The media of course has a field day with this, and the usual suspects are aghast that this woman spent the night at the White House doing who knows what with a man with a daughter in the same building. While the party of the President isn’t explicitly mentioned, it’s obvious he’s a Dem, because his principle political adversary does everything we expect from a Rethug, and Richard Dreyfuss gets to overact in ways that compare favorably with the real life schtick of such sacks of waste from a pig farm as Gramps McCain and Huckleberry Graham.
Chris
@Villago Delenda Est:
Yeah. Only, “American Exceptionalism” means it’s okay in our case, because OUR imaginary past was amazing and wonderful so it’s okay that we look to our past like that. Everyone else’s past sucked, but our Founding Fathers breathed into our nation the one perfect system ordained by Jesus. Really.
Shazza
@rikyrah:
They would rather push forth White Mediocrity than validate Black Excellence.
This applies to SO MANY things and never a truer word was spoken.
Chris
@Villago Delenda Est:
Ja, indeed.
I think it was Orwell who said that Oswald Mosley’s fascist movement would have gone a lot farther if it had simply worn something stereotypically British like bowler hats and umbrellas instead of dressing like a self-parody of the German movement. Point being that successful fascism has to tailor itself to the culture it’s trying to take over, since the whole point is to appeal to the public’s crudest tribal instincts.
Chris
@jl:
Certainly true in my case.
Tree With Water
@jl: Your right. I once sailed up the Cook Inlet in deep winter at sunset. As far as I could see, the barren snowscape turned the colors of the sunset, shifting hues as the sun went down.
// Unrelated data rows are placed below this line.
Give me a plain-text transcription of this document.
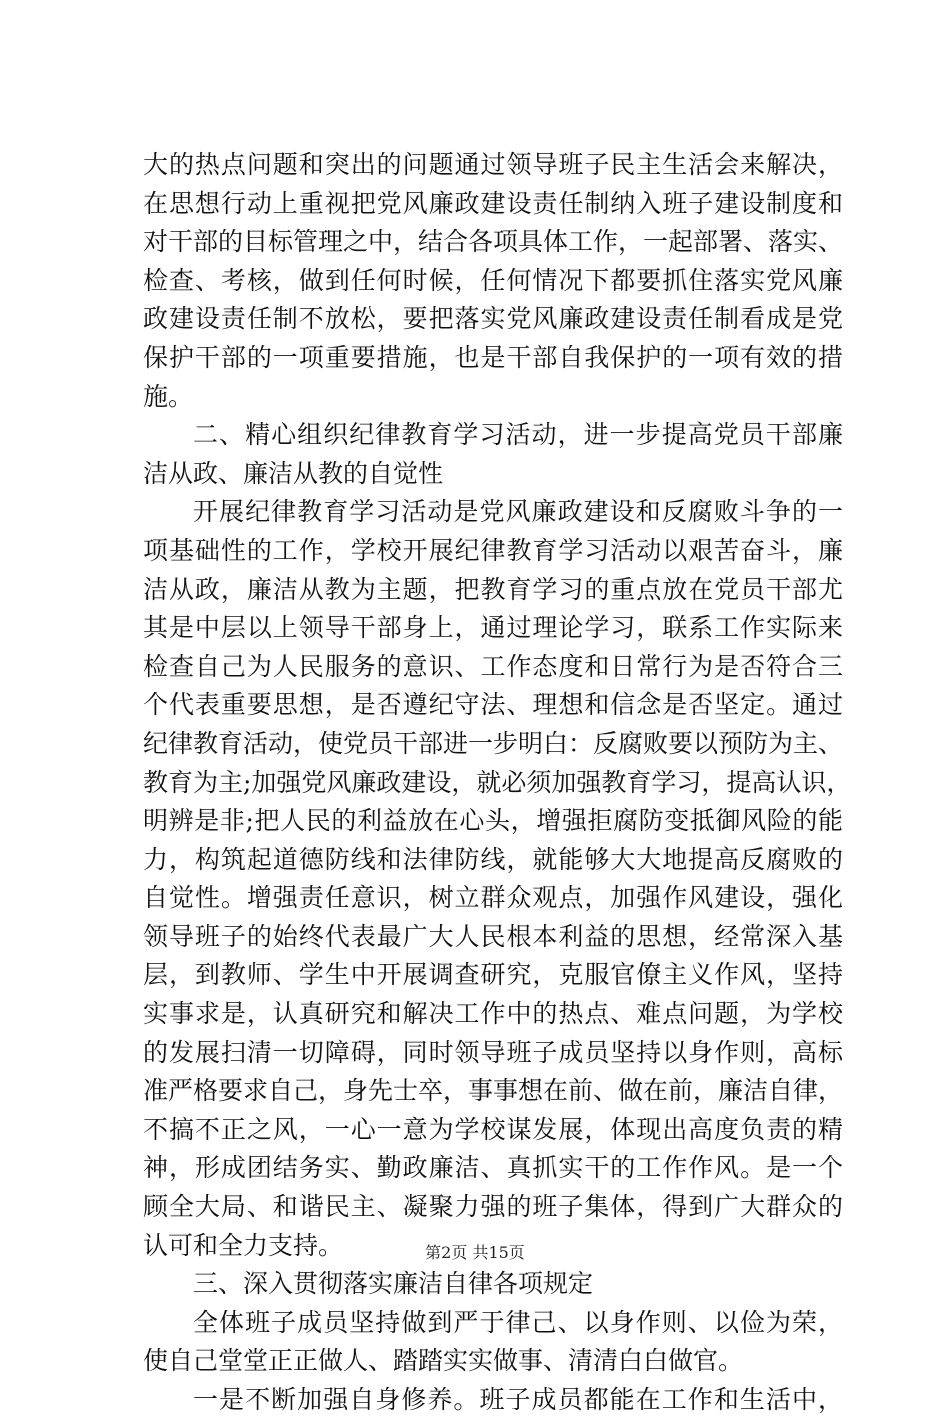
大的热点问题和突出的问题通过领导班子民主生活会来解决，
在思想行动上重视把党风廉政建设责任制纳入班子建设制度和
对干部的目标管理之中，结合各项具体工作，一起部署、落实、
检查、考核，做到任何时候，任何情况下都要抓住落实党风廉
政建设责任制不放松，要把落实党风廉政建设责任制看成是党
保护干部的一项重要措施，也是干部自我保护的一项有效的措
施。
二、精心组织纪律教育学习活动，进一步提高党员干部廉
洁从政、廉洁从教的自觉性
开展纪律教育学习活动是党风廉政建设和反腐败斗争的一
项基础性的工作，学校开展纪律教育学习活动以艰苦奋斗，廉
洁从政，廉洁从教为主题，把教育学习的重点放在党员干部尤
其是中层以上领导干部身上，通过理论学习，联系工作实际来
检查自己为人民服务的意识、工作态度和日常行为是否符合三
个代表重要思想，是否遵纪守法、理想和信念是否坚定。通过
纪律教育活动，使党员干部进一步明白：反腐败要以预防为主、
教育为主;加强党风廉政建设，就必须加强教育学习，提高认识，
明辨是非;把人民的利益放在心头，增强拒腐防变抵御风险的能
力，构筑起道德防线和法律防线，就能够大大地提高反腐败的
自觉性。增强责任意识，树立群众观点，加强作风建设，强化
领导班子的始终代表最广大人民根本利益的思想，经常深入基
层，到教师、学生中开展调查研究，克服官僚主义作风，坚持
实事求是，认真研究和解决工作中的热点、难点问题，为学校
的发展扫清一切障碍，同时领导班子成员坚持以身作则，高标
准严格要求自己，身先士卒，事事想在前、做在前，廉洁自律，
不搞不正之风，一心一意为学校谋发展，体现出高度负责的精
神，形成团结务实、勤政廉洁、真抓实干的工作作风。是一个
顾全大局、和谐民主、凝聚力强的班子集体，得到广大群众的
认可和全力支持。
三、深入贯彻落实廉洁自律各项规定
全体班子成员坚持做到严于律己、以身作则、以俭为荣，
使自己堂堂正正做人、踏踏实实做事、清清白白做官。
一是不断加强自身修养。班子成员都能在工作和生活中，
第2页 共15页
I stand corrected, and withdraw the characterization. I’ll instead take a page from everyone’s favorite columnist David Brooks, and refer to the area between Paul’s ears as comprising “vast spaces for entertaining”.
jl
@Tree With Water: I think we can agree that there are many quiet back rooms between his ears.
Roger Moore
@jl:
I think there’s a real mix between the nostalgia and the wanting to turn things back to when The Right Kind of People were in charge. A huge part of it, of course, is that there’s no clear-cut boundary between the two; part of the reason for their fond memories of their childhoods is because they were children of privilege, even if it was only the privilege of being white. And it’s disturbing the extent to which their memories selectively edit out much of what made that era possible, e.g. high tax rates, large scale public investment in infrastructure and education, protectionist trade barriers, etc.
samiam
I cannot even begin to tell you how lame I think it is that you actually did a Rand Paul for prez. post even if just to fill space by making fun of it.
What’s her face was right on her post yesterday (?) that ball juice spends too much time obsessing over what the idiot right is up to and not enough about what the rational left is up to.
rikyrah
@Roger Moore:
that’s why I call it the delusional world of Mad Men.
cause their ‘good old days’, were the days of American Apartheid to me.
Debbie(aussie)
@srv: Of course the people of NZ just love the super rich, so they will be completely safe, or maybe they plan on chucking everyone out. The Māori might have something to say about that.
Ben Cisco
Pitifully late to a now dead thread, but this:
PURE. GOLD.
Also, awesome band name.
Bobby Thomson
Signs don’t vote.
Enhanced Voting Techniques
Like his dad did – for the money. They know they won’t get the nomination or elected, but they will raise quite a pile of cash doing it.